Why the global grass isn’t all that greener
23 Nov, 2022

Why the global grass isn’t all that greener

Offshore investment is not a silver bullet – a well-diversified portfolio remains paramount,

says Larry Masson, Franchise Principal & Wealth Manager at Consult by Momentum

Rand plummets! SA on terrorist attack alert! Loadshedding continues to hurt the economy! Food and fuel prices skyrocket!

It is difficult not to feel despondent about the future of South Africa, with a quick scan of the country’s biggest news sites revealing a series of depressing headlines that practically yell the extent of our socio-economic challenges at us.

But are things really so much better further afield? And would local investors be wise to move the bulk of their funds offshore? Larry Masson, Franchise Principal and Wealth Manager at Consult by Momentum, says that the grass is not necessarily that much greener abroad – at least, not at present.

“We are certainly seeing an increase in interest around offshore savings and investment vehicles among clients, intending to safeguard wealth by investing in hard currency. Yet markets the world over are grappling with volatility and turmoil, which presents its own set of challenges.”

Masson explains that South Africa is categorised as an emerging market – typically considered higher risk – but that at present, even established markets are experiencing volatility in the current high inflation environment, with central banks raising interest rates to curb this. “This, coupled with rising global debt-to-GDP ratios, means that offshore investment returns are far from guaranteed.”

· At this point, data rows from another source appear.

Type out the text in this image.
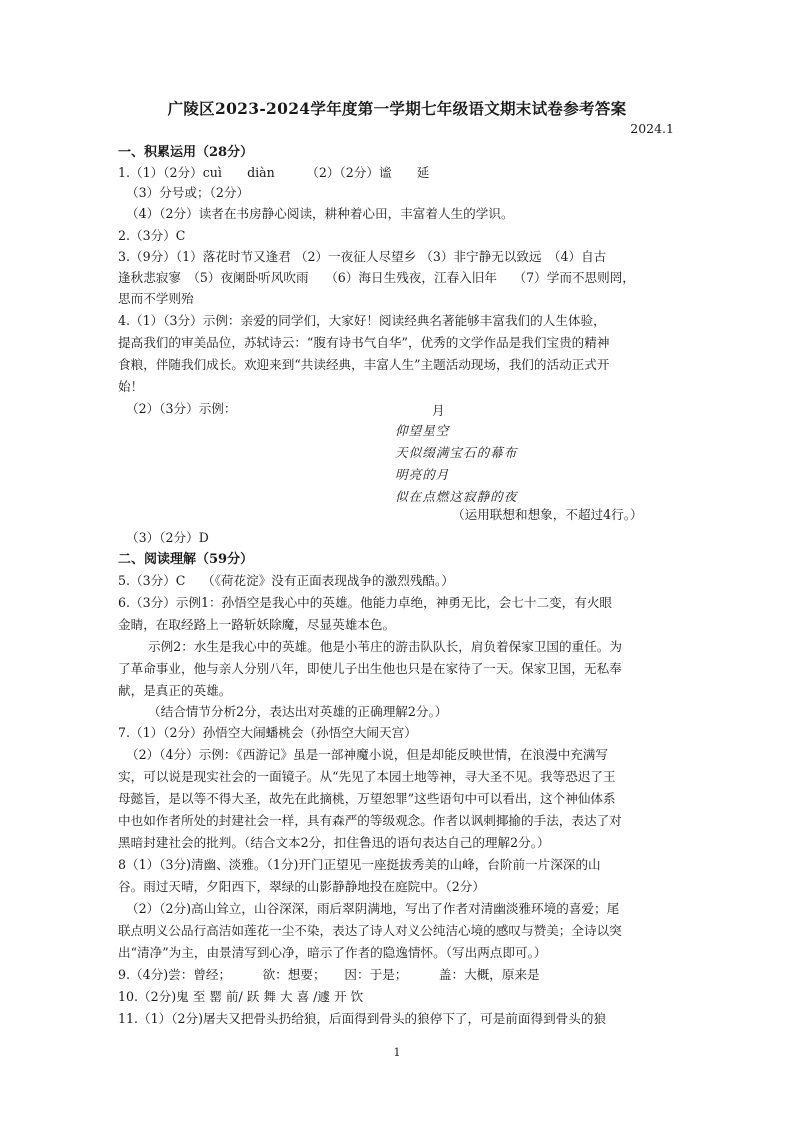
广陵区2023-2024学年度第一学期七年级语文期末试卷参考答案
2024.1
一、积累运用（28分）
1.（1）（2分）cuì　　diàn　　　（2）（2分）谧　　延
（3）分号或；（2分）
（4）（2分）读者在书房静心阅读，耕种着心田，丰富着人生的学识。
2.（3分）C
3.（9分）（1）落花时节又逢君 （2）一夜征人尽望乡 （3）非宁静无以致远　（4）自古
逢秋悲寂寥　（5）夜阑卧听风吹雨　 （6）海日生残夜，江春入旧年　 （7）学而不思则罔，
思而不学则殆
4.（1）（3分）示例：亲爱的同学们，大家好！阅读经典名著能够丰富我们的人生体验，
提高我们的审美品位，苏轼诗云：“腹有诗书气自华”，优秀的文学作品是我们宝贵的精神
食粮，伴随我们成长。欢迎来到“共读经典，丰富人生”主题活动现场，我们的活动正式开
始！
（2）（3分）示例：	月
仰望星空
天似缀满宝石的幕布
明亮的月
似在点燃这寂静的夜
（运用联想和想象，不超过4行。）
（3）（2分）D
二、阅读理解（59分）
5.（3分）C　 （《荷花淀》没有正面表现战争的激烈残酷。）
6.（3分）示例1：孙悟空是我心中的英雄。他能力卓绝，神勇无比，会七十二变，有火眼
金睛，在取经路上一路斩妖除魔，尽显英雄本色。
示例2：水生是我心中的英雄。他是小苇庄的游击队队长，肩负着保家卫国的重任。为
了革命事业，他与亲人分别八年，即使儿子出生他也只是在家待了一天。保家卫国，无私奉
献，是真正的英雄。
（结合情节分析2分，表达出对英雄的正确理解2分。）
7.（1）（2分）孙悟空大闹蟠桃会（孙悟空大闹天宫）
（2）（4分）示例：《西游记》虽是一部神魔小说，但是却能反映世情，在浪漫中充满写
实，可以说是现实社会的一面镜子。从“先见了本园土地等神，寻大圣不见。我等恐迟了王
母懿旨，是以等不得大圣，故先在此摘桃，万望恕罪”这些语句中可以看出，这个神仙体系
中也如作者所处的封建社会一样，具有森严的等级观念。作者以讽刺揶揄的手法，表达了对
黑暗封建社会的批判。（结合文本2分，扣住鲁迅的语句表达自己的理解2分。）
8（1）（3分)清幽、淡雅。（1分)开门正望见一座挺拔秀美的山峰，台阶前一片深深的山
谷。雨过天晴，夕阳西下，翠绿的山影静静地投在庭院中。（2分）
（2）（2分)高山耸立，山谷深深，雨后翠阴满地，写出了作者对清幽淡雅环境的喜爱；尾
联点明义公品行高洁如莲花一尘不染，表达了诗人对义公纯洁心境的感叹与赞美；全诗以突
出“清净”为主，由景清写到心净，暗示了作者的隐逸情怀。（写出两点即可。）
9.（4分)尝：曾经；　　　欲：想要；　　因：于是；　　　盖：大概，原来是
10.（2分)鬼 至 罂 前/ 跃 舞 大 喜 /遽 开 饮
11.（1）（2分)屠夫又把骨头扔给狼，后面得到骨头的狼停下了，可是前面得到骨头的狼
1
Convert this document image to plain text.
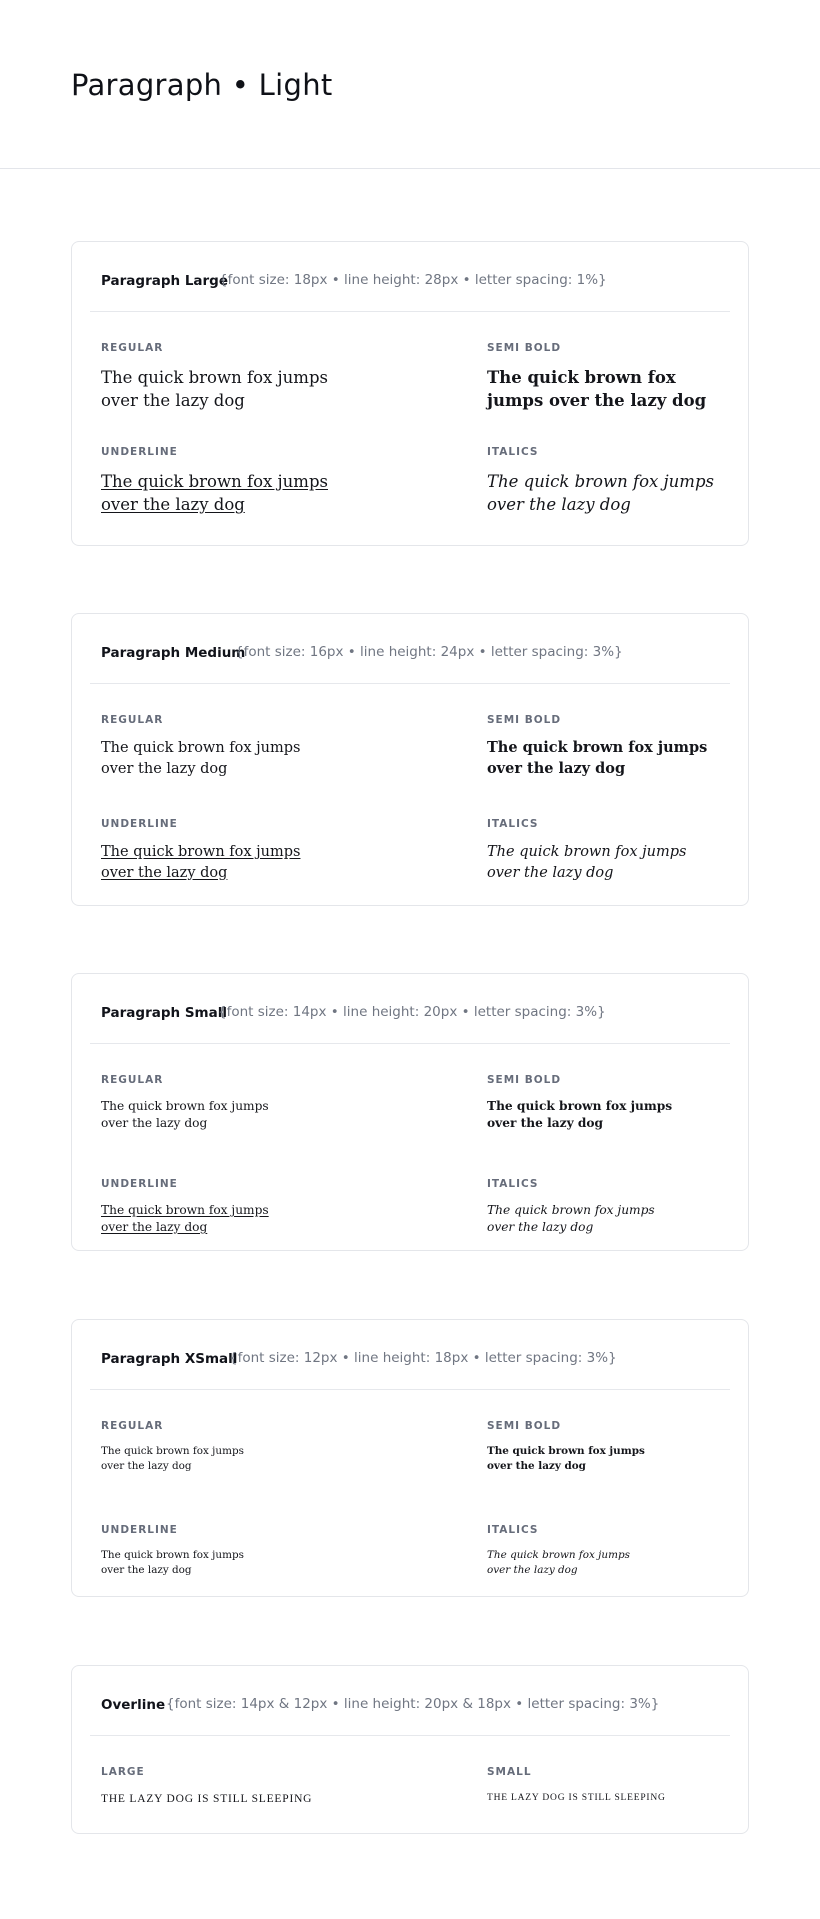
Paragraph • Light
Paragraph Large
{font size: 18px • line height: 28px • letter spacing: 1%}
REGULAR
The quick brown fox jumps over the lazy dog
SEMI BOLD
The quick brown fox jumps over the lazy dog
UNDERLINE
The quick brown fox jumps over the lazy dog
ITALICS
The quick brown fox jumps over the lazy dog
Paragraph Medium
{font size: 16px • line height: 24px • letter spacing: 3%}
REGULAR
The quick brown fox jumps over the lazy dog
SEMI BOLD
The quick brown fox jumps over the lazy dog
UNDERLINE
The quick brown fox jumps over the lazy dog
ITALICS
The quick brown fox jumps over the lazy dog
Paragraph Small
{font size: 14px • line height: 20px • letter spacing: 3%}
REGULAR
The quick brown fox jumps over the lazy dog
SEMI BOLD
The quick brown fox jumps over the lazy dog
UNDERLINE
The quick brown fox jumps over the lazy dog
ITALICS
The quick brown fox jumps over the lazy dog
Paragraph XSmall
{font size: 12px • line height: 18px • letter spacing: 3%}
REGULAR
The quick brown fox jumps over the lazy dog
SEMI BOLD
The quick brown fox jumps over the lazy dog
UNDERLINE
The quick brown fox jumps over the lazy dog
ITALICS
The quick brown fox jumps over the lazy dog
Overline {font size: 14px & 12px • line height: 20px & 18px • letter spacing: 3%}
LARGE
THE LAZY DOG IS STILL SLEEPING
SMALL
THE LAZY DOG IS STILL SLEEPING
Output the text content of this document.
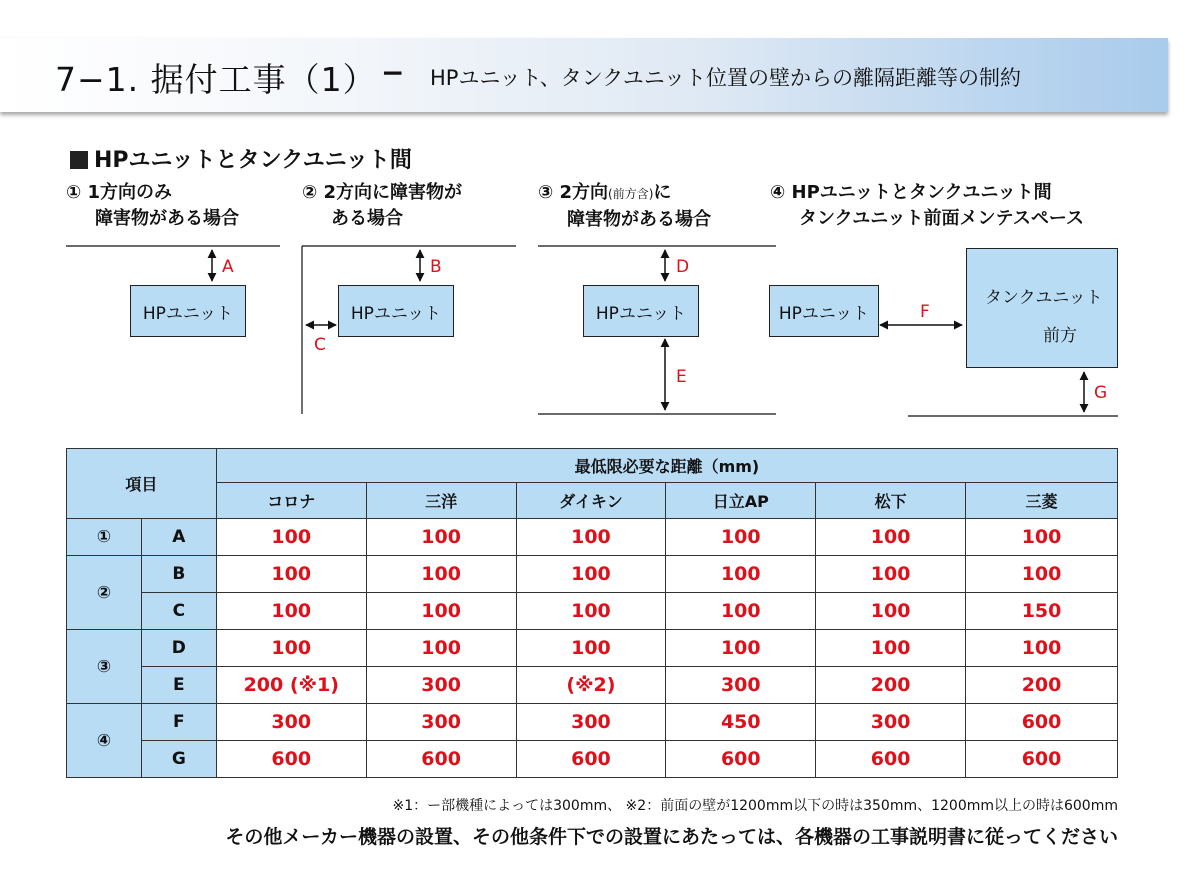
7−1. 据付工事（1） − HPユニット、タンクユニット位置の壁からの離隔距離等の制約
HPユニットとタンクユニット間
① 1方向のみ
障害物がある場合
② 2方向に障害物が
ある場合
③ 2方向(前方含)に
障害物がある場合
④ HPユニットとタンクユニット間
タンクユニット前面メンテスペース
HPユニット	HPユニット	HPユニット	HPユニット
タンクユニット
前方
A	B
C
D
E
F
G
項目		最低限必要な距離（mm)					
		コロナ	三洋	ダイキン	日立AP	松下	三菱
①	A	100	100	100	100	100	100
②	B	100	100	100	100	100	100
	C	100	100	100	100	100	150
③	D	100	100	100	100	100	100
	E	200 (※1)	300	(※2)	300	200	200
④	F	300	300	300	450	300	600
	G	600	600	600	600	600	600
※1：ー部機種によっては300mm、 ※2：前面の壁が1200mm以下の時は350mm、1200mm以上の時は600mm
その他メーカー機器の設置、その他条件下での設置にあたっては、各機器の工事説明書に従ってください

He adds that South Africans currently receive several benefits designed to incentivise local investment. “South African investors enjoy tax deductions on their retirement annuity contributions as well as other tax incentives. Furthermore, the recent relaxation of certain Regulation 28 (Pension Funds Act) rules allows for an increase in offshore exposure (45%), from which investors can benefit.”

Somewhat ironically, he adds, this relaxation was announced just before international inflation fears came to roost, resulting in global market volatility exacerbated by the war in Ukraine. “This resulted in international markets pulling back and thus offshore is not perceived as the safe haven it once was.”

So what’s looking good from a local perspective? Masson indicates that emerging market bonds are very attractive at present. “At around 11%, South Africa’s bonds are extremely well-priced and SA equites are currently very affordable.”

However, he cautions that investors must first identify their investment goal, which will inform the optimal asset allocation. “Depending on the investor’s risk appetite and tolerance, the asset class will differ.”

He adds that by that same token – and while certain South African asset classes are currently performing relatively well when compared to other markets – the country still only represents around 1% of the global economy. “Thus, those who decide to limit their investments solely to the local market take on very specific risks.”

Masson explains that there are currently a number of different ways to invest offshore:

South African rand hedge shares/equities – a South African listed company that generates its income abroad.
Asset swap funds – a fund that is registered in South Africa, but with underlying exposure abroad. “You thus get foreign exposure, but all proceeds are to be taken in rand, with capital gains tax (CGT) calculated on the currency movement and return of the underlying exposure,” explains Masson.
Offshore allowance – Natural persons receive R1M per annum (without tax clearance) and R10M per annum tax allowance (with tax clearance) to invest directly abroad. “You can therefore buy hard currency and invest it directly offshore, says Masson. “Thus while the funds are physically abroad, the returns can be taken in whatever currency you chose. The currency is thus locked in and CGT is only payable on the underlying investment return in hard currency. However, it’s important to bear in mind that you will still pay tax in South Africa (if you are a South African tax payer).”

While conditions may currently be challenging the world over, Masson maintains that effective diversification remains the holy grail of risk-adjusted returns over time. “Potential returns may be higher in developing markets such as ours, but so too is the underlying risk. Also bear in mind that to ensure hard currency growth, one needs foreign exposure – generating rand returns whilst the rand depreciates will result in a lower hard currency return.”

He reminds investors that returns are determined by the performance of the underlying exposure in addition to currency movement. “As such, when investing abroad one should not be solely fixated on rand returns but rather look at the hard currency return – bearing in mind that the currency is an overlay that will fluctuate in the short term.

By investing strategically and with a view to the investor’s specific circumstances and goals, risk can be addressed. “Deciding when, where, weighting and what asset class is not a one-size-fits-all, he adds.

“As the landscape shifts, engaging a qualified, experienced financial adviser who will help you navigate both local and international markets is critical to maintaining a well-diversified investment portfolio. They will also prove to be invaluable by guiding you in making the necessary changes to your portfolio as the landscape continues to evolve.

“Ultimately, the grass is always greenest where you water it.”